Monday, December 13, 2010

Eczema and the hygiene hypothesis

There's a story making the media rounds right now, based on an article in press at the Journal of Allergy and Clinical Immunology. In a nutshell: if women work on farms, or live with cats, while they are pregnant, the children they then give birth to are about 20% less likely to develop eczema. The results came out of a population study conducted by an international, mostly European group. Readable Reuters version of the story here.

One result is particularly interesting-- the finding that the children's risk of developing eczema dropped further with each additional species of animal to which the mothers were exposed. For three or more animals, the risk of eczema dropped to 50% compared to the average population. This "dose-response" is convincing evidence that the effect is real.
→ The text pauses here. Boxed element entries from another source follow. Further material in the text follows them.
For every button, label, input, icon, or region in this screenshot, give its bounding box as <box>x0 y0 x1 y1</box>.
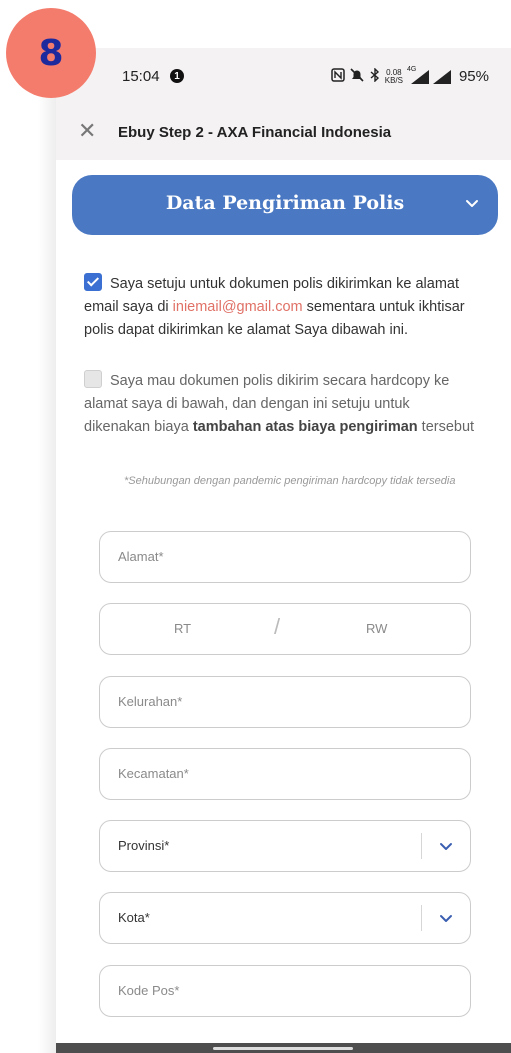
kelurahan-placeholder: Kelurahan* <box>118 694 183 709</box>
notification-count-badge: 1 <box>170 69 184 83</box>
kelurahan-input[interactable]: Kelurahan* <box>99 676 471 728</box>
step-number: 8 <box>38 32 64 74</box>
step-number-badge: 8 <box>6 8 96 98</box>
signal-bars <box>410 69 429 84</box>
provinsi-select[interactable]: Provinsi* <box>99 820 471 872</box>
bluetooth-icon <box>369 67 381 85</box>
chevron-down-icon[interactable] <box>438 910 454 926</box>
hardcopy-consent-text-after: tersebut <box>417 419 475 435</box>
kecamatan-placeholder: Kecamatan* <box>118 766 189 781</box>
device-frame-edge <box>38 48 57 1053</box>
kode-pos-placeholder: Kode Pos* <box>118 983 180 998</box>
net-speed: 0.08 KB/S <box>384 68 403 85</box>
kota-select[interactable]: Kota* <box>99 892 471 944</box>
kode-pos-input[interactable]: Kode Pos* <box>99 965 471 1017</box>
provinsi-label: Provinsi* <box>118 838 170 853</box>
chevron-down-icon[interactable] <box>438 838 454 854</box>
mobile-signal-icon: 4G <box>407 66 429 84</box>
chevron-down-icon[interactable] <box>462 193 482 213</box>
rt-rw-separator: / <box>274 614 281 639</box>
alamat-placeholder: Alamat* <box>118 549 164 564</box>
wifi-signal-icon <box>432 69 451 84</box>
app-bar: ✕ Ebuy Step 2 - AXA Financial Indonesia <box>56 108 511 160</box>
app-title: Ebuy Step 2 - AXA Financial Indonesia <box>118 124 392 141</box>
section-header-data-pengiriman-polis[interactable]: Data Pengiriman Polis <box>72 175 498 235</box>
status-icons: 0.08 KB/S 4G 95% <box>330 66 489 85</box>
section-title: Data Pengiriman Polis <box>165 192 405 214</box>
status-time: 15:04 <box>122 68 160 85</box>
rt-input[interactable]: RT <box>174 621 191 636</box>
nfc-icon <box>330 68 345 85</box>
consent-hardcopy-option: Saya mau dokumen polis dikirim secara ha… <box>84 370 476 439</box>
mute-icon <box>349 68 365 85</box>
email-address-link[interactable]: iniemail@gmail.com <box>173 299 303 315</box>
battery-level: 95% <box>458 68 489 85</box>
rw-input[interactable]: RW <box>366 621 387 636</box>
dropdown-divider <box>421 833 422 859</box>
consent-email-option: Saya setuju untuk dokumen polis dikirimk… <box>84 273 476 342</box>
status-bar: 15:04 1 0.08 KB/S 4G 95% <box>56 48 511 108</box>
net-speed-unit: KB/S <box>384 75 403 85</box>
phone-screen: 15:04 1 0.08 KB/S 4G 95% ✕ Ebuy Step 2 -… <box>56 48 511 1053</box>
alamat-input[interactable]: Alamat* <box>99 531 471 583</box>
dropdown-divider <box>421 905 422 931</box>
close-icon[interactable]: ✕ <box>78 118 96 144</box>
hardcopy-consent-text-bold: tambahan atas biaya pengiriman <box>192 419 418 435</box>
email-consent-checkbox[interactable] <box>84 273 102 291</box>
kecamatan-input[interactable]: Kecamatan* <box>99 748 471 800</box>
home-gesture-handle[interactable] <box>213 1047 353 1050</box>
system-nav-bar <box>56 1043 511 1053</box>
hardcopy-consent-checkbox[interactable] <box>84 370 102 388</box>
pandemic-note: *Sehubungan dengan pandemic pengiriman h… <box>124 475 456 487</box>
rt-rw-input-group: RT / RW <box>99 603 471 655</box>
kota-label: Kota* <box>118 910 150 925</box>
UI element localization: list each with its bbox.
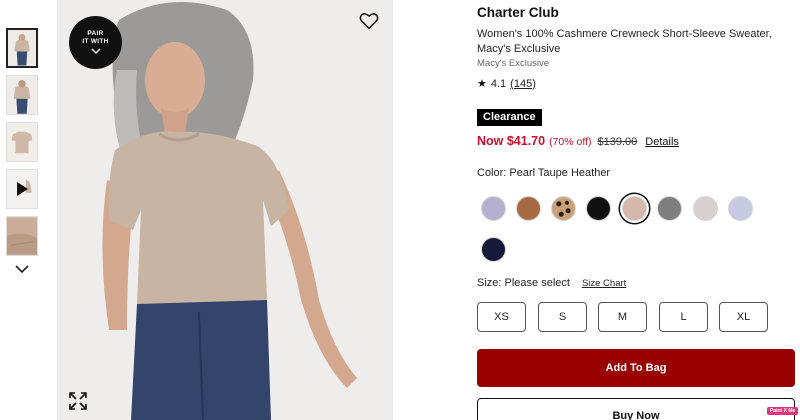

This supports the "hygiene hypothesis," that increasing numbers of people in the developed world are getting allergic disorders because they're not exposed enough to microbes when they're young. The hygiene hypothesis says that if you're exposed to bacteria etc. from pigs, cows, and sheep, the type 1 helper T cell arm of your immune system gets a good workout, and this suppresses the overactive type 2 helper T cell arm found in allergic disorders.

But: so what? This kind of research is neat, but you wonder what we are supposed to do with it. Not everyone has, or wants, the opportunity to muck out horse stalls so that their offspring have their chances of getting eczema reduced by 20%.

And cats--what's up with that? There's a lot of research out there showing that cat dander is a major allergen for eczema. Perhaps you should keep a cat until the moment of birth, and then give it away and vacuum the house thoroughly.

The study's authors (as one would expect of academics) make the caveat that "we did not study infectious diseases." So these kids who didn't develop eczema may have developed all kinds of other problems caused by microbes from animals.

This suggests that we need not abandon the hypothesis of good hygiene. I'm the dad of two kids under 4, and I know all too well where they put their hands. They need to be washed.